Vitruve confirme qu’on lui a rapporté le souvenir d’une éruption du
Vésuve fort lointaine : On rapporte également qu’en un temps ancien les
feux brûlants prient plus d’intensité sous le Vésuve et n’y furent plus
contenus, et qu’en conséquence les flammes furent rejetées sur les terres
d’alentour.
Au premier siècle, le volcan est calme depuis assez longtemps pour que les Romains aient cultivé de nombreuses vignes, qui font du vin du Vésuve un vin réputé. On décrit le Vésuve comme une montagne couverte de terres cultivées, sauf au sommet, trop rocheux. Une fresque pompéienne (Maison du Centenaire) qui se trouve aujourd'hui au musée de Naples atteste de cette perception, avec un Bacchus couvert de raisin à côté de la montagne couverte de vignes :
L’éruption du Vésuve en 79 ap. J.-C. est donc perçue comme
un phénomène extrêmement brutal et catastrophique, comme l’écrit de façon
saisissante Stace, qui parle d’ « arrachement » de la montagne
au sol, puis de sa chute catastrophique sur les villes autour : Le jour où le dieu arracha la
montagne au sol pour la soulever jusqu’aux étoiles et la laisser retomber au
loin sur des villes infortunées.
Mais elle a surtout été décrite dans les deux très célèbres Lettres
de Pline le Jeune, qui veut avant tout raconter à Tacite, sur sa demande, la
mort de son oncle, Pline l’Ancien, lors de cet « accident mémorable ».
Cette
description de la catastrophe de 79 ap. J.-C est devenue un modèle pour ce type d’éruption
(celle du Mont St Hélène, notamment) et elle témoigne du souci
que pouvaient avoir un auteur de faire une description précise, évocatrice,
explicatrice, voire scientifique, en complétant ses propres souvenirs avec des
témoignages de personnes qu’il a interrogées le plus tôt possible après
l’éruption, à juste titre, pour avoir un témoignage le plus fidèle possible : Je vous ai donné la suite complète des
événements auxquels j’ai assisté et de ce qui m’a été raconté immédiatement, au
moment où les récits sont les plus exacts.
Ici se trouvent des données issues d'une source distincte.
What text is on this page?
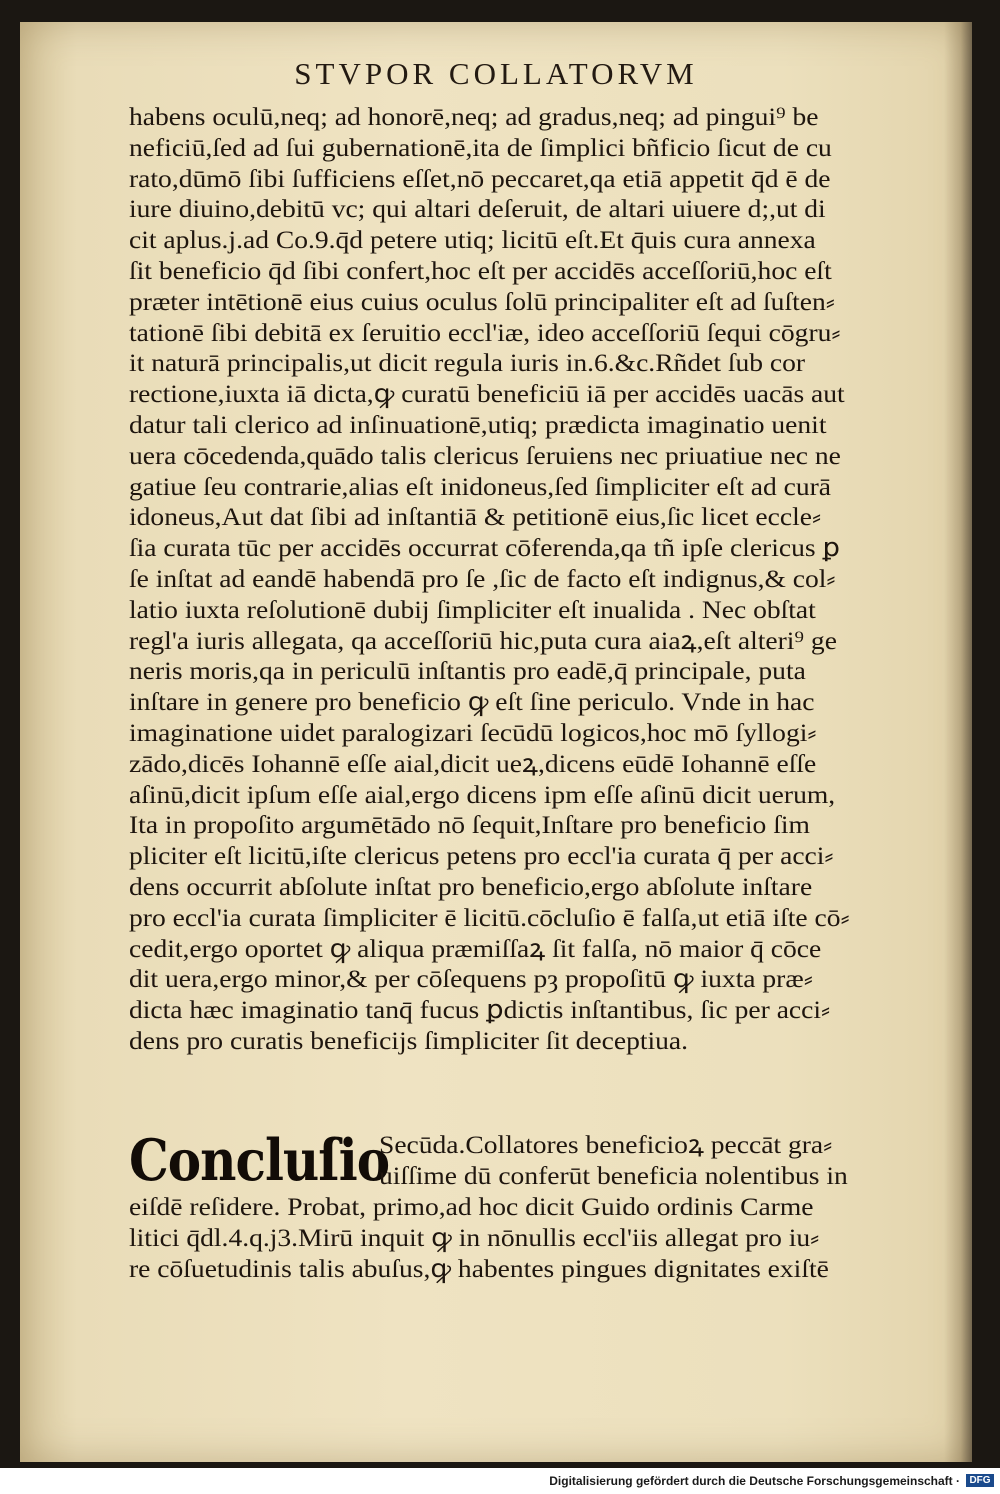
STVPOR COLLATORVM
habens oculū,neq; ad honorē,neq; ad gradus,neq; ad pingui⁹ be
neficiū,ſed ad ſui gubernationē,ita de ſimplici bñficio ſicut de cu
rato,dūmō ſibi ſufficiens eſſet,nō peccaret,qa etiā appetit q̄d ē de
iure diuino,debitū vc; qui altari deſeruit, de altari uiuere d;,ut di
cit aplus.j.ad Co.9.q̄d petere utiq; licitū eſt.Et q̄uis cura annexa
ſit beneficio q̄d ſibi confert,hoc eſt per accidēs acceſſoriū,hoc eſt
præter intētionē eius cuius oculus ſolū principaliter eſt ad ſuſten⸗
tationē ſibi debitā ex ſeruitio eccl'iæ, ideo acceſſoriū ſequi cōgru⸗
it naturā principalis,ut dicit regula iuris in.6.&c.Rñdet ſub cor
rectione,iuxta iā dicta,ꝙ curatū beneficiū iā per accidēs uacās aut
datur tali clerico ad inſinuationē,utiq; prædicta imaginatio uenit
uera cōcedenda,quādo talis clericus ſeruiens nec priuatiue nec ne
gatiue ſeu contrarie,alias eſt inidoneus,ſed ſimpliciter eſt ad curā
idoneus,Aut dat ſibi ad inſtantiā & petitionē eius,ſic licet eccle⸗
ſia curata tūc per accidēs occurrat cōferenda,qa tñ ipſe clericus ꝑ
ſe inſtat ad eandē habendā pro ſe ,ſic de facto eſt indignus,& col⸗
latio iuxta reſolutionē dubij ſimpliciter eſt inualida . Nec obſtat
regl'a iuris allegata, qa acceſſoriū hic,puta cura aiaꝝ,eſt alteri⁹ ge
neris moris,qa in periculū inſtantis pro eadē,q̄ principale, puta
inſtare in genere pro beneficio ꝙ eſt ſine periculo. Vnde in hac
imaginatione uidet paralogizari ſecūdū logicos,hoc mō ſyllogi⸗
zādo,dicēs Iohannē eſſe aial,dicit ueꝝ,dicens eūdē Iohannē eſſe
aſinū,dicit ipſum eſſe aial,ergo dicens ipm eſſe aſinū dicit uerum,
Ita in propoſito argumētādo nō ſequit,Inſtare pro beneficio ſim
pliciter eſt licitū,iſte clericus petens pro eccl'ia curata q̄ per acci⸗
dens occurrit abſolute inſtat pro beneficio,ergo abſolute inſtare
pro eccl'ia curata ſimpliciter ē licitū.cōcluſio ē falſa,ut etiā iſte cō⸗
cedit,ergo oportet ꝙ aliqua præmiſſaꝝ ſit falſa, nō maior q̄ cōce
dit uera,ergo minor,& per cōſequens pȝ propoſitū ꝙ iuxta præ⸗
dicta hæc imaginatio tanq̄ fucus ꝑdictis inſtantibus, ſic per acci⸗
dens pro curatis beneficijs ſimpliciter ſit deceptiua.
Concluſio
Secūda.Collatores beneficioꝝ peccāt gra⸗
uiſſime dū conferūt beneficia nolentibus in
eiſdē reſidere. Probat, primo,ad hoc dicit Guido ordinis Carme
litici q̄dl.4.q.j3.Mirū inquit ꝙ in nōnullis eccl'iis allegat pro iu⸗
re cōſuetudinis talis abuſus,ꝙ habentes pingues dignitates exiſtē
Digitalisierung gefördert durch die Deutsche Forschungsgemeinschaft · DFG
L’éruption elle-même se déroule en plusieurs phases.
Elles sont perceptibles dans le texte de Pline le Jeune grâce aux nombreux
adverbes de temps : tum…nec multo post…dein…iam dies…). L’une est présentée depuis Stabies (où se rend Pline l’Ancien) : Lettre
16 ; l’autre, depuis Misène (où reste Pline le Jeune), Lettre 20.
En comparant les descriptions
littéraires et des témoignages archéologiques, on a pu reconstituer les
phases éruptives et constater la valeur de la description de Pline le Jeune qui
montre bien dans chacune de ses Lettres que la catastrophe vésuvienne a
été une surprise pour les Romains, en particulier dans une parenthèse qui
montre que le Vésuve est considéré comme une montagne parmi d’autres, et non
comme la grande menace volcanique de la région : On ne pouvait pas savoir de loin de
quelle montagne <la nuée> sortait, on sut ensuite que c’était du
Vésuve. (VI, 16, 5)
Les premiers signes de l’éruption sont des secousses
sismiques, mais Pline ne fait qu’à posteriori le rapport avec l’éruption
(puisqu’il les cite en introduction de son deuxième récit), car il ajoute que
ceux-ci étaient fréquents en Campanie, ce que confirme un texte de Sénèque
(NQ., XII, 2)
où il évoque les motus in Campania. On peut aussi bien sûr évoquer la célèbre plaque de
marbre de Pompéi où est représenté le tremblement de terre du 5 février 62.
Relief
de marbre, Pompéi : représentation du temblement
de terre de 62 apr. J.-C.
La deuxième phase, éruptive à proprement dit, appelée
« plinienne » par les vulcanologues modernes, commence le matin du 24
août 79, « aux environs de la 7e heure » (Nonum
kal.Septembres hora fere septima, VI, 16, 4)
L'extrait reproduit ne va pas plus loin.